Turkey is waging war on cryptocurrencies
The move came after Turkey’s central bank last month banned the use of crypto assets for payments on the grounds that such transactions are risky.
The ban went into effect in Turkey on Friday, and was provided in response to allegations that such transactions could cause irreparable damage.
The presidential decree makes the crypto asset service providers responsible for not unlawfully using their assets, and the decree entered into force immediately with its publication in the Official Gazette of Turkey.
Last month, Turkish authorities launched fraud investigations on two cryptocurrency exchanges, Thodex and Vebitcoin.
Six suspects in connection with the Thodex investigation have been jailed pending trial, including the brothers of the platform’s CEO Faruk Fatih Ozer, whom Turkish authorities are seeking to search for after he traveled to Albania.

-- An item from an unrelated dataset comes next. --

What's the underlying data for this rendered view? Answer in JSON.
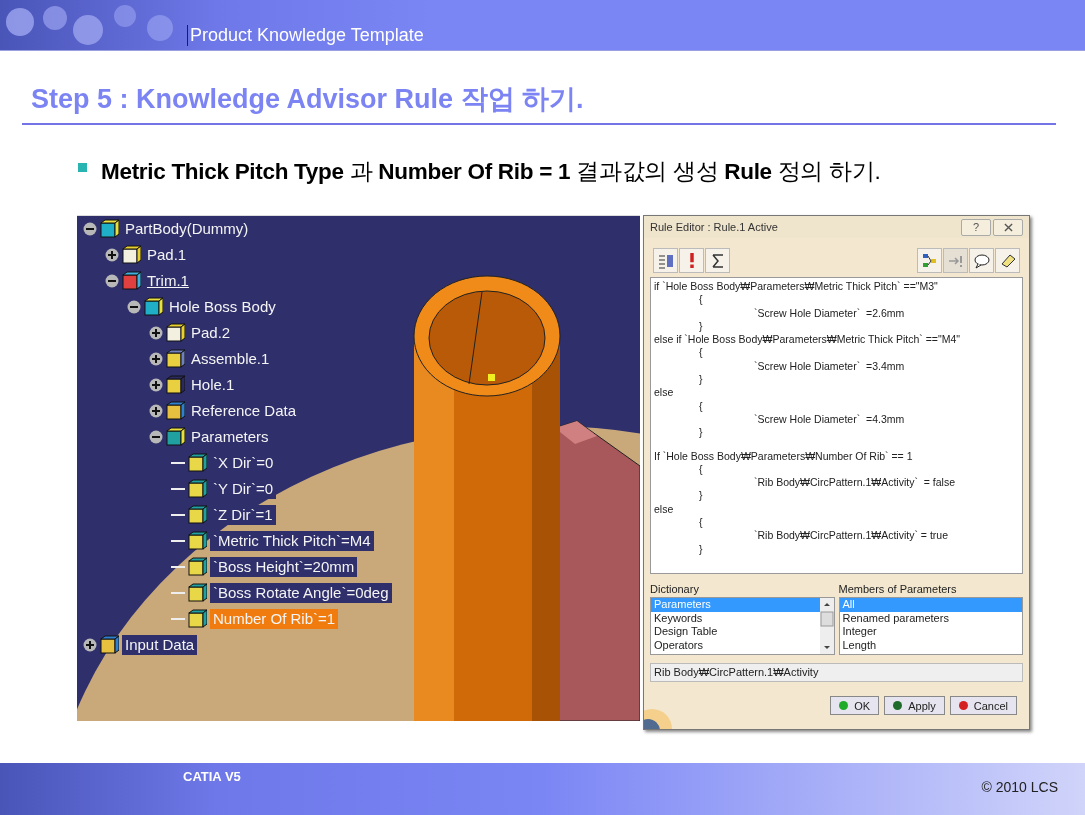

Interpol has issued an arrest warrant for the company’s CEO on behalf of Turkey.
The investigation into Thodex, which handled hundreds of millions of dollars in daily deals, initially led to the arrest of 83 people after customers complained they had no access to their money.
Cryptocurrencies are increasingly attracting Turks as a buffer against a falling lira and rising inflation, and the central bank ban has sparked a fear that even holding cryptocurrencies might later become illegal.
Before the start of the government campaign, estimates of the proposed daily circulation around the world for digital currencies indicated 2 billion dollars, and Turkey’s share is 16 percent of the total and ranks fourth.
Cryptocurrency prices have risen recently amid growing social acceptance, with companies like Tesla accepting Bitcoin payments.
The director general of the Bank for International Settlements (BIS) slammed Bitcoin earlier this year, arguing that it lacked any intrinsic value and consumed more electricity than Switzerland as a whole.
The Bank for International Settlements, which represents the interests of the Federal Reserve, the Bank of England and others, this month warned that oversight of digital currencies is still in its infancy, with many of the world’s leading economies still developing an approach to crypto assets.
The Turkish government appears to have many legitimate regulatory concerns about the dual risks of tokens used in money laundering and terrorist financing.